I have been making Reubens for a very long time, since high school I think, I do know that is the first place I remember eating one. If you have never eaten one, I suggest that you at least try it once.


  • 1 Corned Beef Roast, cooked and sliced about 1/8 inch thick
  • Sauerkraut, prepared or from a can
  • Swiss cheese (I prefer baby Swiss)
  • Rye Bread
  • Thousand Island dressing (Miracle Whip if you don't like Thousand Island)
  • Butter or Margarine


  1. Butter one side of two slices of bread and then stack it so that the buttered sides are towards each other, pour about 1 TBSP of the dressing on the top slice of bread (unbuttered side) and spread it evenly.

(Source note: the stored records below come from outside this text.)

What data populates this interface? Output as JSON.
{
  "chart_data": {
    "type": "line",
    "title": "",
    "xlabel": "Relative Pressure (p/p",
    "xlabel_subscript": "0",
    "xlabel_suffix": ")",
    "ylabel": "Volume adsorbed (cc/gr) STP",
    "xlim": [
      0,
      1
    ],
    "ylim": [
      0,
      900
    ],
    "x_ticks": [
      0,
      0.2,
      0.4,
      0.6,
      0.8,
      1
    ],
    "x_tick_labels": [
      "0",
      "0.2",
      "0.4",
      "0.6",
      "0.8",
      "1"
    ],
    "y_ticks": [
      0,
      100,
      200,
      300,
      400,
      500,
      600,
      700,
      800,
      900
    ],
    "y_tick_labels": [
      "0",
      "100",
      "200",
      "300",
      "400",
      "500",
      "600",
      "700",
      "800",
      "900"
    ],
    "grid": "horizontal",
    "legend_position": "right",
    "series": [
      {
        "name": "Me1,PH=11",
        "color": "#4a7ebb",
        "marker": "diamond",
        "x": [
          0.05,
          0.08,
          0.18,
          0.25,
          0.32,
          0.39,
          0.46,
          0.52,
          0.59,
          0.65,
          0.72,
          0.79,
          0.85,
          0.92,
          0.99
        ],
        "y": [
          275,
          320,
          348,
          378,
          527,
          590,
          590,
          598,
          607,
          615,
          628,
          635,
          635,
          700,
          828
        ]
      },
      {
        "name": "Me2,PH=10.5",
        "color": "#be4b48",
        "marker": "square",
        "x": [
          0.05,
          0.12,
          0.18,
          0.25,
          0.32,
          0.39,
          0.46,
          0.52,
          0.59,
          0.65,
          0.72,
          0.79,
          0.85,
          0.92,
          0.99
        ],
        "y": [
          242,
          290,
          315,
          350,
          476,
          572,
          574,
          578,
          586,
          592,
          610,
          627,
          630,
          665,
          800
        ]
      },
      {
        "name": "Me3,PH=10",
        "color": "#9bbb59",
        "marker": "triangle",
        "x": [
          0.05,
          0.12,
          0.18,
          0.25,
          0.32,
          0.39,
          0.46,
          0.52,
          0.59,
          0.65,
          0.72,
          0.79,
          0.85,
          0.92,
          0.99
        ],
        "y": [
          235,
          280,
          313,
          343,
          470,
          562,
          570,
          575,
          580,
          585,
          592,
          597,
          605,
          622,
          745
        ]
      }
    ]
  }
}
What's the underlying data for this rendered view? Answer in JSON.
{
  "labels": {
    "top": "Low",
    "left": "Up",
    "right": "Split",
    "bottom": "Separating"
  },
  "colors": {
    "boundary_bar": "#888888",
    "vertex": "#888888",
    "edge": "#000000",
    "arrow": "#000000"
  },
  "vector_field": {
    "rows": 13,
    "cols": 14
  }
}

  2. Add enough thinly sliced Swiss to cover the bread on top of this.

  3. Add on about 3 -4 TBSP of sauerkraut and arrange it evenly so that it is level and uniform across the sandwich.

  4. To this add enough corned beef to cover your sandwich (the number of slices will vary depending on the size of roast you have cooked), cover with more Swiss cheese.

  5. Here is the tricky part, take the bottom piece of bread, and turn it over onto the top of the sandwich so that the buttered side is facing out. Set the pile on a griddle or pan.

  6. Toast both sides, and its ready to serve.